Lindsay Lohan started doing the community service work she has to do as part of her DUI plea deal. She’s working at the American Red Cross in the LA area, and she put in 7 hours yesterday.
The pictures from this event are boring, as is everything Lindsay does lately.
Unfortunately, I can’t publicly encourage her to drink anymore, because I promised God that if the Paris Hilton drunken elephants quote was real, I’d quit doing that. The AP picked up the story this morning, so I guess it’s real. And a deal’s a deal. So, um, good for you, Lindsay. Way to be boring and not help me make any money. Thanks hon.
Ivana Trump reminds us all why, well into her 60s, she gets to marry a 35-year-old hottie and you don’t.
This is such bullshit.

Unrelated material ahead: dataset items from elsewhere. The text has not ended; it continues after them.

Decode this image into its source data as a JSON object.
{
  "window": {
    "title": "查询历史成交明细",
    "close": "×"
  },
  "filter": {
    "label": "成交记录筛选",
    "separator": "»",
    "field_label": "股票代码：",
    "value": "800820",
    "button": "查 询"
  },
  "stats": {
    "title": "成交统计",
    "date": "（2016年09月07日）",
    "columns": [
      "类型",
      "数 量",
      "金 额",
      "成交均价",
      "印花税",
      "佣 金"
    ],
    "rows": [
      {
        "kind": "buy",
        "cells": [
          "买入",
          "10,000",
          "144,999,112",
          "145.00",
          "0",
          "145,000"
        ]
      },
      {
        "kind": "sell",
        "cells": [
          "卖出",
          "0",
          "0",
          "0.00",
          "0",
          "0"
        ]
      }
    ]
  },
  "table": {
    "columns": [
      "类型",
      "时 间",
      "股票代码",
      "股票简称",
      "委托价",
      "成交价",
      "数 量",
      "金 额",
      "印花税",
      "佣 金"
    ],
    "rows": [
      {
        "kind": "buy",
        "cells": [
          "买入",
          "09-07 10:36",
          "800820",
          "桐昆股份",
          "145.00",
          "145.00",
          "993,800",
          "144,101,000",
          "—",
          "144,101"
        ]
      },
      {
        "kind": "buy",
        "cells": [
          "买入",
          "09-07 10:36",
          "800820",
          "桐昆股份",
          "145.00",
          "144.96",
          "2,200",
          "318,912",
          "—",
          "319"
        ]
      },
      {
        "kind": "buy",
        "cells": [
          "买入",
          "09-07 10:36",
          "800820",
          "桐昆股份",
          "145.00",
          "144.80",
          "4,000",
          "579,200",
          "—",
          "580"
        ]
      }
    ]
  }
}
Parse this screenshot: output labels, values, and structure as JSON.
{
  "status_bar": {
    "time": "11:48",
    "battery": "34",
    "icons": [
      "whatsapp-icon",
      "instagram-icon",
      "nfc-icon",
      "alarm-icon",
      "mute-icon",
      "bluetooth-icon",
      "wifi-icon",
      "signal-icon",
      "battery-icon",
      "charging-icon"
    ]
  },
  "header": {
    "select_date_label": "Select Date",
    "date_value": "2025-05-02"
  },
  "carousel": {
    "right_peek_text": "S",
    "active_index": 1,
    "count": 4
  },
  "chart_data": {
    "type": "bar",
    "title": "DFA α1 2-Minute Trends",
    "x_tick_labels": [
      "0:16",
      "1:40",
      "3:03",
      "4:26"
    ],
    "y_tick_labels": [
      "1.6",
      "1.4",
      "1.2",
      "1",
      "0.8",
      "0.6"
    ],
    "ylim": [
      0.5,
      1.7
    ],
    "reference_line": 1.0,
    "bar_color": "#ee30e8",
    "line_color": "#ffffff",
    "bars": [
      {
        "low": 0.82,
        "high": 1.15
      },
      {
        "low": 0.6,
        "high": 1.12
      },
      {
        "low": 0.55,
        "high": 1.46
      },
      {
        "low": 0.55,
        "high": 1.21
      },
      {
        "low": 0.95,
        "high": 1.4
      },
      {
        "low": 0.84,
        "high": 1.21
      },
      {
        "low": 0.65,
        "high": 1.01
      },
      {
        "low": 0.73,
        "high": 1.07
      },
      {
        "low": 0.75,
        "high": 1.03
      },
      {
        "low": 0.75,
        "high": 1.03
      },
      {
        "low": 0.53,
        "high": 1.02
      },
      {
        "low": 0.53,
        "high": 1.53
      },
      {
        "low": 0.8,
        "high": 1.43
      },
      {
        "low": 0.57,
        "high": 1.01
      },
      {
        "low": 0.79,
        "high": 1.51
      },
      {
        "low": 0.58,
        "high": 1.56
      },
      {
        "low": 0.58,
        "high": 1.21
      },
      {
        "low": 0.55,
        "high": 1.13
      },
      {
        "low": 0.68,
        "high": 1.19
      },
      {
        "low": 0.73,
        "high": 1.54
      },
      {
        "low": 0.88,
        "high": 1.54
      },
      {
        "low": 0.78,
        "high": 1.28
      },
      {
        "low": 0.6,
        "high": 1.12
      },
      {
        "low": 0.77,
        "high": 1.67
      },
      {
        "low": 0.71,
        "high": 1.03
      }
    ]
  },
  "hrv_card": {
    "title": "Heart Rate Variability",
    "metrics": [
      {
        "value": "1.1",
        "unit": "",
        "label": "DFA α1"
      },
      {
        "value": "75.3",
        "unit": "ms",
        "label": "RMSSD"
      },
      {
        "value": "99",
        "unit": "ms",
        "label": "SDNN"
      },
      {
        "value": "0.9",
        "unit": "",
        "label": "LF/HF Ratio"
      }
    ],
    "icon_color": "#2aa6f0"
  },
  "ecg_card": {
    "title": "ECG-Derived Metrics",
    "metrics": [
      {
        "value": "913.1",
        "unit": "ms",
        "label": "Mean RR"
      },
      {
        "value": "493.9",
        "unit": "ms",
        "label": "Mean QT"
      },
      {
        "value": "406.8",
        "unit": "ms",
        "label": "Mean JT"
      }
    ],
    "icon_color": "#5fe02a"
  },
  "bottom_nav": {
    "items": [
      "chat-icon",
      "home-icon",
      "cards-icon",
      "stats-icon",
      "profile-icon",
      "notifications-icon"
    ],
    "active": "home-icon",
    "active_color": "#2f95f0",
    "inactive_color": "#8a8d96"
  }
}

Her tits are perkier than mine! But I have a bona fide 25-year-old vagina and I’m still single.
How long until Barron Trump turns 18? Or I’d even take one of those little Hilton boys. Whatever. I’m officially bitter.
I have no idea who named this girl. It sounds like she’s some sort of really cheap hooker who wants to be French.
Anyway, she’s supposedly running around town with Owen Wilson. They even took a yoga class together!
Page Six ran a piece yesterday about how she stole and purposely broke an umbrella some NYC restauranteur lent her. Sounds like she’s exactly what Owen Wilson needs right now. About as much as he needs to be running around the NYC bar scene.
Magic Johnson and his son, Andre, walk the red carpet at the world premiere of “This Christmas” in LA.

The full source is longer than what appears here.